La société Française, cela n’existe plus

GSM

J’ai souvent fustigé l’espèce de fracture sociale dont l’un des symptômes les plus immédiats et visibles est cette façon de mépriser et d’ignorer l’autre, cette façon de se considérer supérieur, cette façon de rabaisser, cette façon de snober, de parader, sur le mode « j’étale ce que je suis pour monter que vous n’êtes rien », cette façon de se regrouper par tranches très étroite simplement par le niveau de revenu.

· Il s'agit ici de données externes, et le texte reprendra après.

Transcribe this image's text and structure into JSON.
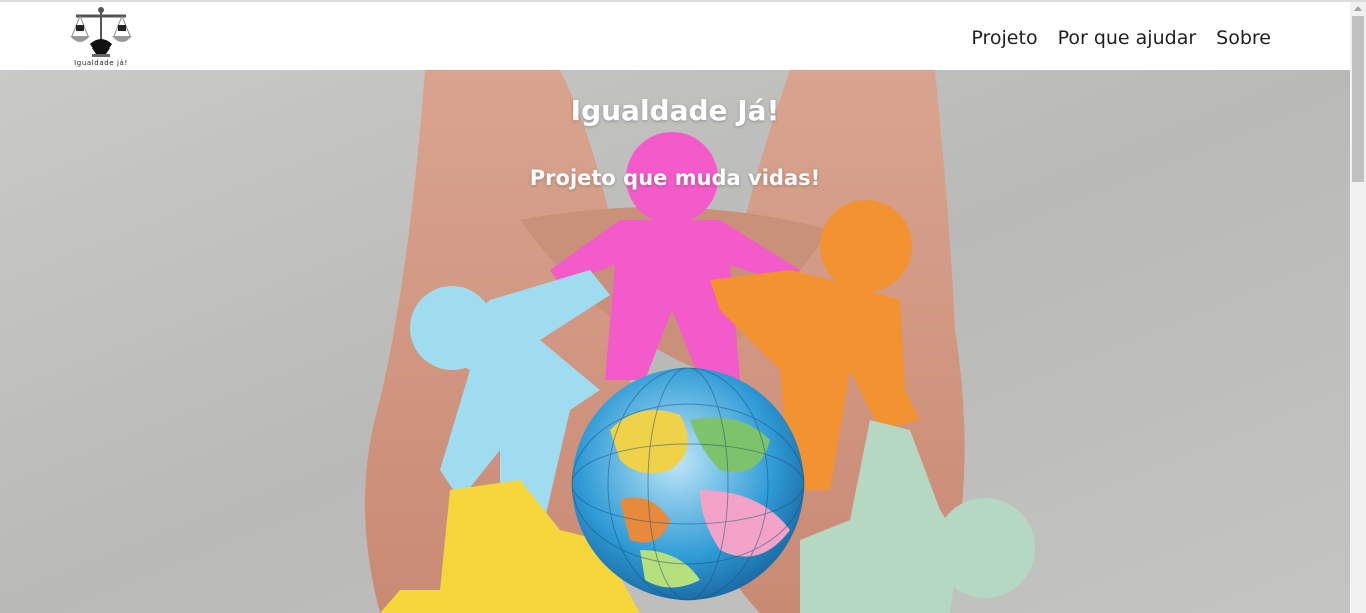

On me rétorquera que cela a toujours existé. Bien sur. Le problème est que le phénomène s’accentue de plus en plus…
 
Mes arguments ne valent pas démonstration, mais quand je me replonge dans mes années de jeunesse, j’ai énormément d’exemples de la différence de comportement de l’époque par rapport aux années maudites que nous vivons…
 
Dans les années 56-58, alors que nous avions emménagé dans une ancienne remise de calèches retapée par mon père qui était un artisan modeste avec pas beaucoup de travail, notre voisin du dessus était directeur de banque en Afrique. Il venait en vacances tous les ans avec sa famille et nous invitait souvent à déjeuner ou pour l’apéritif. Nous entretenions des relations très amicales et faisions tous bien attention de ne pas faire de tapage ou bien alors nous nous excusions et ce dans les deux sens. J’étais l’ami, presque le frère, de leur fils qui avait un an de plus que moi…
 
Dans les années 59 à 69 nous avions déménagé dans une autre maison. Bien que nous fûmes les plus pauvres de l’avenue (c’était une impasse de 200 mètres de long, mais avenue cela fait plus chic dans un quartier résidentiel) avec 8 maisons dont 5 étaient de vastes propriétés très cossues). Nous nous avions la maison la plus moche et mon père était toujours petit artisan avec pas toujours assez de travail…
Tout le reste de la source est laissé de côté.